Think before you speak. Read before you think

Breaking News

Rahasia Rumah Si Pitung

Rumah Si Pitung
Rumah panggung warna coklat itu berdiri di atas tanah 2.000 meter persegi. Museum Nasional memberi nama bangunan itu Rumah Si Pitung, untuk mengenang pendekar Betawi Si Pitung, sejak tahun 1972. Tetapi, warga sekitar menyebut rumah itu milik Haji Saipuddin.

Saat menginjakkan kaki di rumah itu, terdapat empat buah kursi dan 1 meja serta replika orang Betawi dengan mengenakan peci, dan sabuk. Rumah Si Pitung hanya memiliki sebuah kamar tidur.

"Semuanya hanya replika, hanya beberapa bagian rumah yang masih asli. Beberapa bulan lalu bangunan rumah telah direnovasi," kata salah seorang warga, Ilham (42), di Kampung Marunda, Cilincing, Jakarta Utara, Jumat (4/3/2011).

Ada larangan
'tidak boleh disentuh' yang dipasang di setiap barang yang menghiasi rumah Si Pitung. Ada kaca, foto yang agak usang bergambar perkawinan orang Betawi, meja, dan tempat tidur.

"Si Pitung memang aslinya dari Rawa Belong, bukan lahir di Marunda. Pitung dulunya pernah merampok di sini," ujar Ilham.

Bangunan lain yang berdiri di lahan itu adalah musola dan bangunan untuk jajanan kuliner.

"Ramai tiap akhir pekan di sini. Sebelum direnovasi, ketika ada rob air laut naik sampai pekarangan dan sekarang jarang karena tergantung hujannya deras apa tidak," ujarnya.

Untuk meramaikan rumah Si Pitung, warga Kampung Marunda sering mengadakan pengajian bersama di halaman rumah. Rumah Si Pitung terletak di belakang Sekolah Tinggi Ilmu Pelayaran (STIP) dan berdekatan dengan Rumah Susun Marunda. Kendaraan roda empat
tidak bisa masuk ke dalam, hanya kendaraan roda dua yang bisa ke sana melalui jempatan kayu yang di bawahnya mengalir Kali Marunda.
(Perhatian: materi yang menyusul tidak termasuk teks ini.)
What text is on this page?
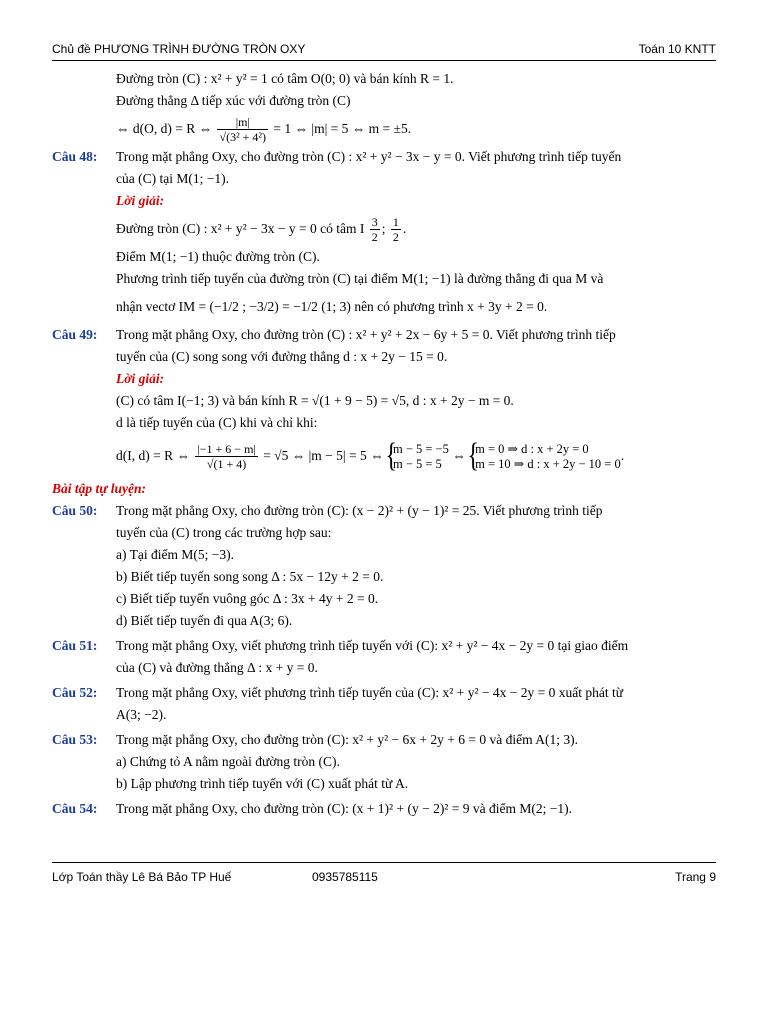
Chủ đề PHƯƠNG TRÌNH ĐƯỜNG TRÒN OXY	Toán 10 KNTT
Đường tròn (C) : x² + y² = 1 có tâm O(0; 0) và bán kính R = 1.
Đường thẳng Δ tiếp xúc với đường tròn (C)
⇔ d(O, d) = R ⇔ $\frac{|m|}{\text{√(3² + 4²)}} = 1$ ⇔ |m| = 5 ⇔ m = ±5.
Câu 48: Trong mặt phẳng Oxy, cho đường tròn (C) : x² + y² − 3x − y = 0. Viết phương trình tiếp tuyến
của (C) tại M(1; −1).
Lời giải:
Đường tròn (C) : x² + y² − 3x − y = 0 có tâm I $\frac{3}{2}$ ; $\frac{1}{2}$ .
Điểm M(1; −1) thuộc đường tròn (C).
Phương trình tiếp tuyến của đường tròn (C) tại điểm M(1; −1) là đường thẳng đi qua M và
nhận vectơ IM = (−1/2 ; −3/2) = −1/2 (1; 3) nên có phương trình x + 3y + 2 = 0.
Câu 49: Trong mặt phẳng Oxy, cho đường tròn (C) : x² + y² + 2x − 6y + 5 = 0. Viết phương trình tiếp
tuyến của (C) song song với đường thẳng d : x + 2y − 15 = 0.
Lời giải:
(C) có tâm I(−1; 3) và bán kính R = √(1 + 9 − 5) = √5, d : x + 2y − m = 0.
d là tiếp tuyến của (C) khi và chỉ khi:
d(I, d) = R ⇔ $\frac{|-1 + 6 - m|}{√(1 + 4)} = √5$ ⇔ |m − 5| = 5 ⇔ { m − 5 = −5
m − 5 = 5
⇔ { m = 0 ⇒ d : x + 2y = 0
m = 10 ⇒ d : x + 2y − 10 = 0
.
Bài tập tự luyện:
Câu 50: Trong mặt phẳng Oxy, cho đường tròn (C): (x − 2)² + (y − 1)² = 25. Viết phương trình tiếp
tuyến của (C) trong các trường hợp sau:
a) Tại điểm M(5; −3).
b) Biết tiếp tuyến song song Δ : 5x − 12y + 2 = 0.
c) Biết tiếp tuyến vuông góc Δ : 3x + 4y + 2 = 0.
d) Biết tiếp tuyến đi qua A(3; 6).
Câu 51: Trong mặt phẳng Oxy, viết phương trình tiếp tuyến với (C): x² + y² − 4x − 2y = 0 tại giao điểm
của (C) và đường thẳng Δ : x + y = 0.
Câu 52: Trong mặt phẳng Oxy, viết phương trình tiếp tuyến của (C): x² + y² − 4x − 2y = 0 xuất phát từ
A(3; −2).
Câu 53: Trong mặt phẳng Oxy, cho đường tròn (C): x² + y² − 6x + 2y + 6 = 0 và điểm A(1; 3).
a) Chứng tỏ A nằm ngoài đường tròn (C).
b) Lập phương trình tiếp tuyến với (C) xuất phát từ A.
Câu 54: Trong mặt phẳng Oxy, cho đường tròn (C): (x + 1)² + (y − 2)² = 9 và điểm M(2; −1).
Lớp Toán thầy Lê Bá Bảo TP Huế	0935785115	Trang 9
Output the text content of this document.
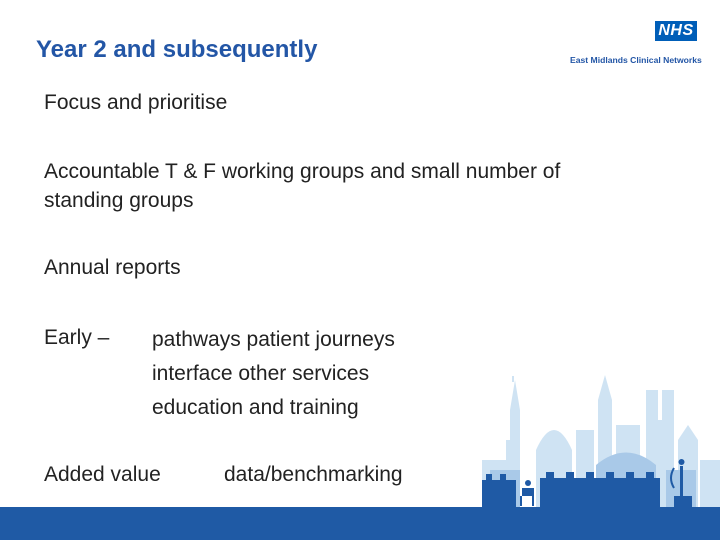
Year 2 and subsequently
NHS
East Midlands Clinical Networks
Focus and prioritise
Accountable T & F working groups and small number of
standing groups
Annual reports
Early – pathways patient journeys
interface other services
education and training
Added value	data/benchmarking
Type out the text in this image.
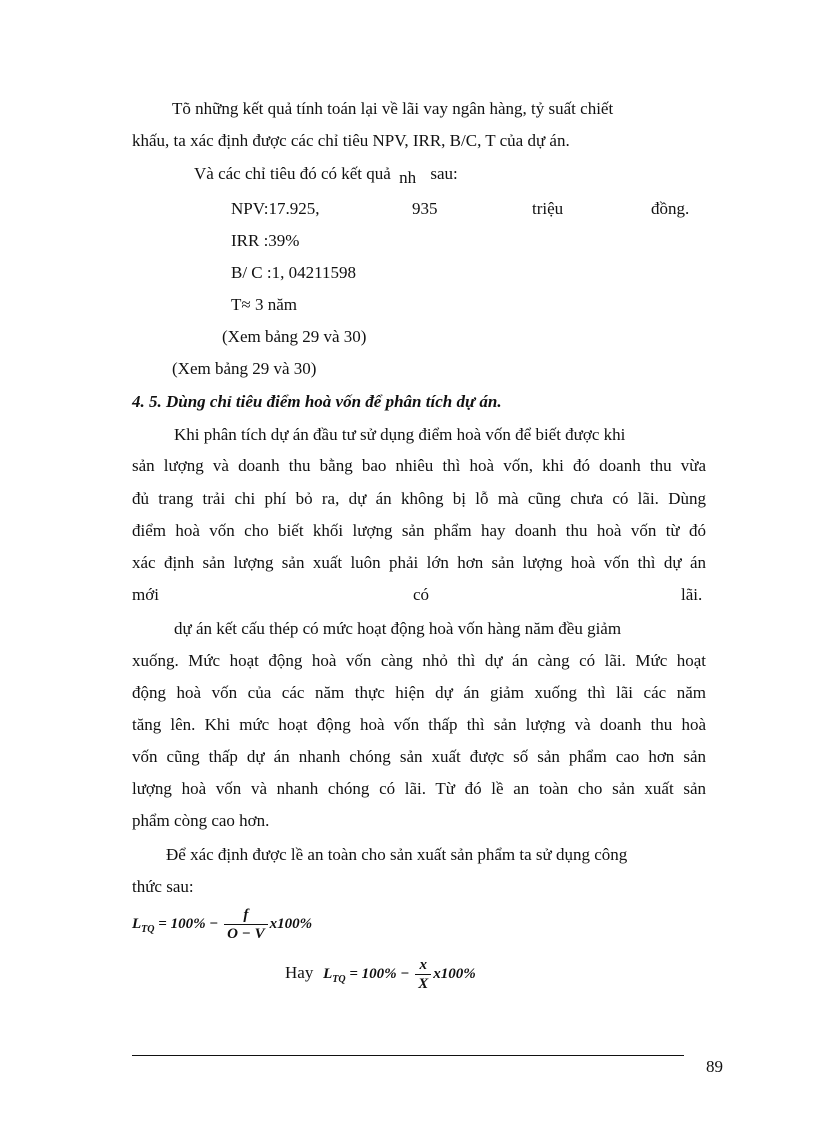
Tõ những kết quả tính toán lại về lãi vay ngân hàng, tỷ suất chiết
khấu, ta xác định được các chỉ tiêu NPV, IRR, B/C, T của dự án.
Và các chỉ tiêu đó có kết quả nh sau:
NPV:17.925,	935	triệu	đồng.
IRR :39%
B/ C :1, 04211598
T≈ 3 năm
(Xem bảng 29 và 30)
(Xem bảng 29 và 30)
4. 5. Dùng chỉ tiêu điểm hoà vốn để phân tích dự án.
Khi phân tích dự án đầu tư sử dụng điểm hoà vốn để biết được khi
sản lượng và doanh thu bằng bao nhiêu thì hoà vốn, khi đó doanh thu vừa
đủ trang trải chi phí bỏ ra, dự án không bị lỗ mà cũng chưa có lãi. Dùng
điểm hoà vốn cho biết khối lượng sản phẩm hay doanh thu hoà vốn từ đó
xác định sản lượng sản xuất luôn phải lớn hơn sản lượng hoà vốn thì dự án
mới	có	lãi.
dự án kết cấu thép có mức hoạt động hoà vốn hàng năm đều giảm
xuống. Mức hoạt động hoà vốn càng nhỏ thì dự án càng có lãi. Mức hoạt
động hoà vốn của các năm thực hiện dự án giảm xuống thì lãi các năm
tăng lên. Khi mức hoạt động hoà vốn thấp thì sản lượng và doanh thu hoà
vốn cũng thấp dự án nhanh chóng sản xuất được số sản phẩm cao hơn sản
lượng hoà vốn và nhanh chóng có lãi. Từ đó lề an toàn cho sản xuất sản
phẩm còng cao hơn.
Để xác định được lề an toàn cho sản xuất sản phẩm ta sử dụng công
thức sau:
$L_{TQ} = 100\% - \frac{f}{O - V} x100\%$
Hay $L_{TQ} = 100\% - \frac{x}{X} x100\%$
89
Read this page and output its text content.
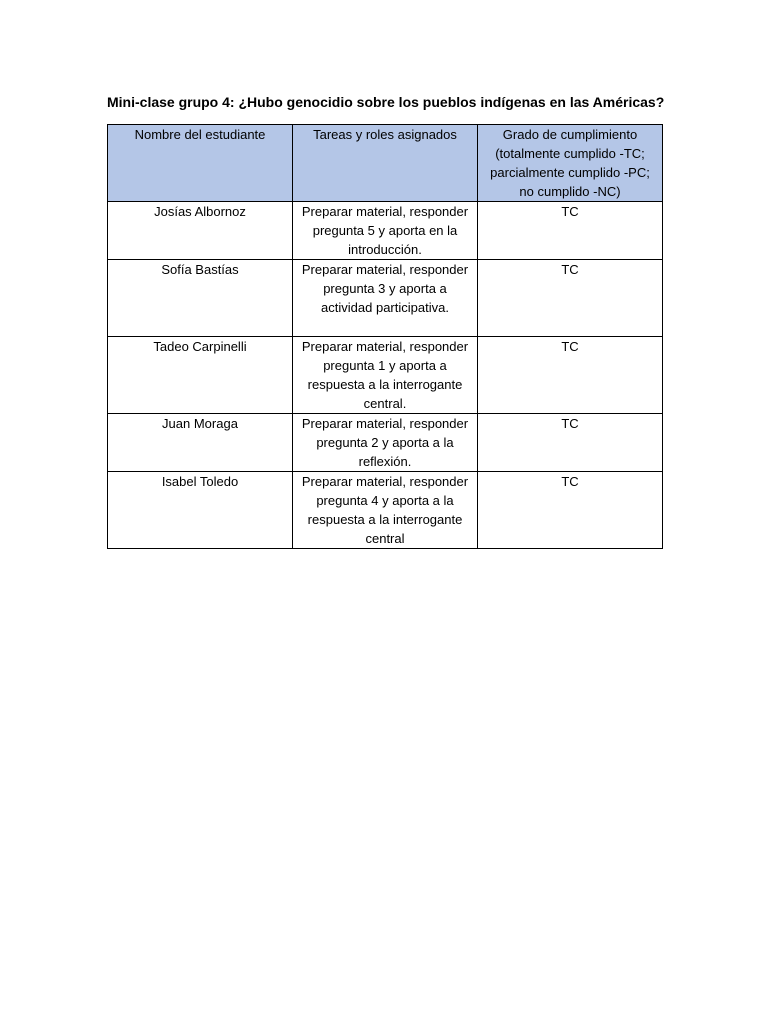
Mini-clase grupo 4: ¿Hubo genocidio sobre los pueblos indígenas en las Américas?
Nombre del estudiante	Tareas y roles asignados	Grado de cumplimiento (totalmente cumplido -TC; parcialmente cumplido -PC; no cumplido -NC)
Josías Albornoz	Preparar material, responder pregunta 5 y aporta en la introducción.	TC
Sofía Bastías	Preparar material, responder pregunta 3 y aporta a actividad participativa.	TC
Tadeo Carpinelli	Preparar material, responder pregunta 1 y aporta a respuesta a la interrogante central.	TC
Juan Moraga	Preparar material, responder pregunta 2 y aporta a la reflexión.	TC
Isabel Toledo	Preparar material, responder pregunta 4 y aporta a la respuesta a la interrogante central	TC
Ilham menceritakan, Rumah Si Pitung yang menjadi cagar budaya DKI Jakarta namanya merupakan pemberian dari Museum Nasional pada tahun 1972. Warga Marunda sejak dahulu mengenal Rumah Si Pitung merupakan rumah dari Haji Saipudin, korban perampokan Pitung.

"Sejak saat kecil, kita tahunya itu adalah milik Haji Saipuddin dan bukan milik Si Pitung," kata Ilham.

Tidak ada keturunan Si Pitung di Kampung Marunda. Bahkan, silsilah Haji Saipuddin sudah tidak terlacak lagi oleh warga setempat.

"Keluarganya dan keturunan Haji Saipuddin tidak jelas lagi sekarang. Dulunya rumah ini ditempati oleh warga setempat," jelasnya.

Ilham menambahkan, tidak ada warga Kampung Marunda yang mengetahui alasan rumah milik Haji Saipuddin beralih nama menjadi Rumah Si Pitung. Setelah diambil oleh Museum Nasional, barulah ketahuan terdapat rumah Si Pitung di Marunda.

"Dulunya rumah ini tinggi, bahkan jika numbuk padi dengan menggunakan bambu, maka bambu itu tidak sampai terbentur dinding kayu dasar rumah," kata dia.

Kontroversi soal rumah Si Pitung ini juga dituangkan dalam tulisan karya Ridwan Saidi yang berjudul 'Si Pitung Perampok atau Pemberontak?'

"Apa yang dikenal sebagai rumah Si Pitung yang berlokasi di Marunda sesungguhnya rumah Saipuddin, seorang bandar ikan," tulis Ridwan.

Sebuah surat kabar Hinda Olanda tahun 1892 memberitakan sosok yang dikenal sebagai Si Pitung. Polisi Belanda kala itu menggeledah sebuah rumah yang diduga sebagai rumah Pitung dan menemukan uang gulden (mata uang Belanda). Uang tersebut juga diyakini merupakan uang curian dari Nyonya De C dan Haji Saipuddin, seorang Bugis dari
Marunda, Jakarta Utara.

Bagi Belanda saat itu, harga untuk nyawa Pitung senilai 400 gulden. Harga yang besar untuk seorang anak yang lahir di lingkungan Betawi, Rawa Belong.

Masih dalam pemberitaan koran Hindia Olanda pada tahun 1893, Pitung menemui ajalnya saat terjadi baku tembak dengan seorang opsir Belanda yang bernama Hinne. Dua butir peluru yang bersarang di tubuh Pitung membuat 'Robin Hood Betawi' tersebut tewas.